1962 ist Biene erstmals als Bezeichnung für ein attraktives junges Mädchen in der Jugendsprache belegbar. Im Teenager-Wörterbuch »Steiler Zahn und Zickendraht« konkurriert es damals allerdings noch mit Bombe, Eule, Ische, dufte Kante, steiler Zahn und Stoßzahn. Neu ist daran nur, dass Biene hier positiv und anerkennend gebraucht wird. Für Dirnen und andere Mädchen mit niedriger sozialer Stellung war ein abwertendes Fabrikbiene (»Arbeiterin«), kesse Biene (»schlaue Dirne«) oder Bruchbiene (»Soldatenhure«) bei Schülern und Studenten schon früher im Gebrauch.

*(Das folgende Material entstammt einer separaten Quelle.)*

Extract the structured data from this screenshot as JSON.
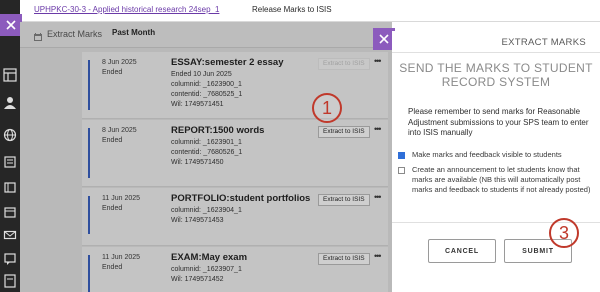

Bienchen als Kosename benutzt dagegen bereits der Barock-Poet Christian Hoffmann von Hoffmannswaldau. Die Gleichsetzung von Bienen und Frauen rührt wahrscheinlich vom Vergleich der weiblichen Figur und ihrer früher einmal modischen Einschnürung in der Mitte mit dem gekerbten Körper der Bienen her – auch wenn sich für diese modische Torheit in der Allgemeinsprache heute der Ausdruck Wespentaille durchgesetzt hat, dessen Spuren sich bis zu E.T. A. Hoffmann zurückverfolgen lassen.